Understanding and Implementing Recurrent Neural Networks using Python
Recurrent Neural Networks (RNNs) have become famous over time due to their property of retaining internal memory. These neural nets are widely used in recognizing patterns in sequences of data, like numerical timer series data, images, handwritten text, spoken words, genome sequences, and much more. Since these nets possess memory, there is a certain analogy that we can make to the human brain in order to learn how RNNs work. RNNs can be thought of as a network of neurons with feedback connections, unlike feedforward connections which exist in other types of Artificial Neural Networks.
The flow of the talk will be as follows:
- Self Introduction
- Introduction to Deep Learning
- Artificial Neural Networks (ANNs)
- Diving DEEP into Recurrent Neural Networks (RNNs)
- Comparing Feedforward Networks with Feedback Networks
- Quick walkthrough: Implementing RNNs using Python (Keras)
- Understanding Backpropagation Through Time (BPTT) and Vanishing Gradient Problem
- Towards more sophisticated RNNs: Gated Recurrent Units (GRUs)/Long Short-Term Memory (LSTMs)
- End of talk
- Questions and Answers Session
- Familiarity with programming in Python.
- Basic knowledge of Linear Algebra, Probability Theory, and Statistics.
- A basic idea of how Artificial Neural Networks work.
- Some experience with Keras or TensorFlow will be good but not necessary.

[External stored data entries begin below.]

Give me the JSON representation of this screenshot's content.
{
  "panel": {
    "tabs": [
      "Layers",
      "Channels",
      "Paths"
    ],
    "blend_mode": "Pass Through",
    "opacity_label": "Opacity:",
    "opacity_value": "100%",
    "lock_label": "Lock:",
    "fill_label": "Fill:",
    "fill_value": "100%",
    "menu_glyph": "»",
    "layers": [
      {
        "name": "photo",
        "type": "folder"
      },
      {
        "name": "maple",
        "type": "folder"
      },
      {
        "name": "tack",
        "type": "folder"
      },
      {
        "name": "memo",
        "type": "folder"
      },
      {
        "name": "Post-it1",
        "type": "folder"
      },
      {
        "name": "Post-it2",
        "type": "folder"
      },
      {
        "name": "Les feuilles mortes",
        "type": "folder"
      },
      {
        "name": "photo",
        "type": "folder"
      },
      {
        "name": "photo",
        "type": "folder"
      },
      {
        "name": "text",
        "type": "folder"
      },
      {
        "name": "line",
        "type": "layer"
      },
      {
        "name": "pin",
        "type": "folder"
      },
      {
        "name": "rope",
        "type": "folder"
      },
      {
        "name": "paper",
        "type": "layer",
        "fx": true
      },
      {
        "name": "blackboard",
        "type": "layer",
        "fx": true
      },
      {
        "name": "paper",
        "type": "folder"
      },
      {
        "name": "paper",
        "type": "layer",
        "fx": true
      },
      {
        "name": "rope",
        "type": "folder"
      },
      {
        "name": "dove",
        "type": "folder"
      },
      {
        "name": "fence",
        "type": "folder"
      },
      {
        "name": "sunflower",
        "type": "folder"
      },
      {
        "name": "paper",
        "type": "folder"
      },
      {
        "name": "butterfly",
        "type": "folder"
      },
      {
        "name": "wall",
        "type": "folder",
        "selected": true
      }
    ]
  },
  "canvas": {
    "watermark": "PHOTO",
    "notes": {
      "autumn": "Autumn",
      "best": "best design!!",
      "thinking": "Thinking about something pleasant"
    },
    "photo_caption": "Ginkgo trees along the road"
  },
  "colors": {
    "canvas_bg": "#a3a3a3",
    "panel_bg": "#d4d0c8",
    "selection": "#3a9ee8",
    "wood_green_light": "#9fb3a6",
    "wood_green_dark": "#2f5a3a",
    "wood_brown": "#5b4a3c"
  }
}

I delivered a talk on Recurrent Neural Networks at GeoPython 2018, Switzerland. The proposed talk will be enhanced version of my previous talk. This time, I will be covering more topics to make it a more detailed talk. Link to my previous talk: https://github.com/greatdevaks/GeoPython_Basel_2018
- Former Software Developer Intern at IBM & an ALL STACK DEVELOPER capable of designing and developing solutions for Mobile, Web, Embedded Systems, and Desktop. Areas of interest are Computational Neuroscience, Deep Learning, and Cloud Computing.
- Represented India at International Hackathons like Hack Junction’16, Finland and Hack the North’16, Canada. Got invited for more than a ‘dozen’ of prestigious International Hackathons (PennApps’17, HackNY’17, Hack Princeton’17 and many more) and Conferences.
- Recently talked about "Understanding and Implementing Recurrent Neural Networks using Python" at GeoPython, Basel, Switzerland'18.
- Will be speaking about Artificial Neural Networks at EuroPython 2018, Edinburgh, Scotland.
- A Microsoft Certified Professional, Microsoft Technology Associate, IBM Certified Web Developer, and Hewlett Packard Certified Developer.
- Has 8+ International Publications. [Latest work got published in ACM CHI 2018. The project was exhibited in Montreal, Canada.]
- Received 6 Honours and Awards (International and National level).
My compact Biography: My name is Anmol Krishan Sachdeva. I am currently pursuing MSc Advanced Computing from University of Bristol, United Kingdom. My specialization is in AI, ML, Applied Data Science, Computer Vision, and Computational Neuroscience. I am also doing research work on Neural Networks and Computational Neuroscience and hence understand the nitty-gritty of the subject. Deep Learning is a Black Art and I want to impart knowledge of this Black Art to people who are willing to learn. This conference is the right place to deliver the knowledge. Looking forward to speaking at the conference.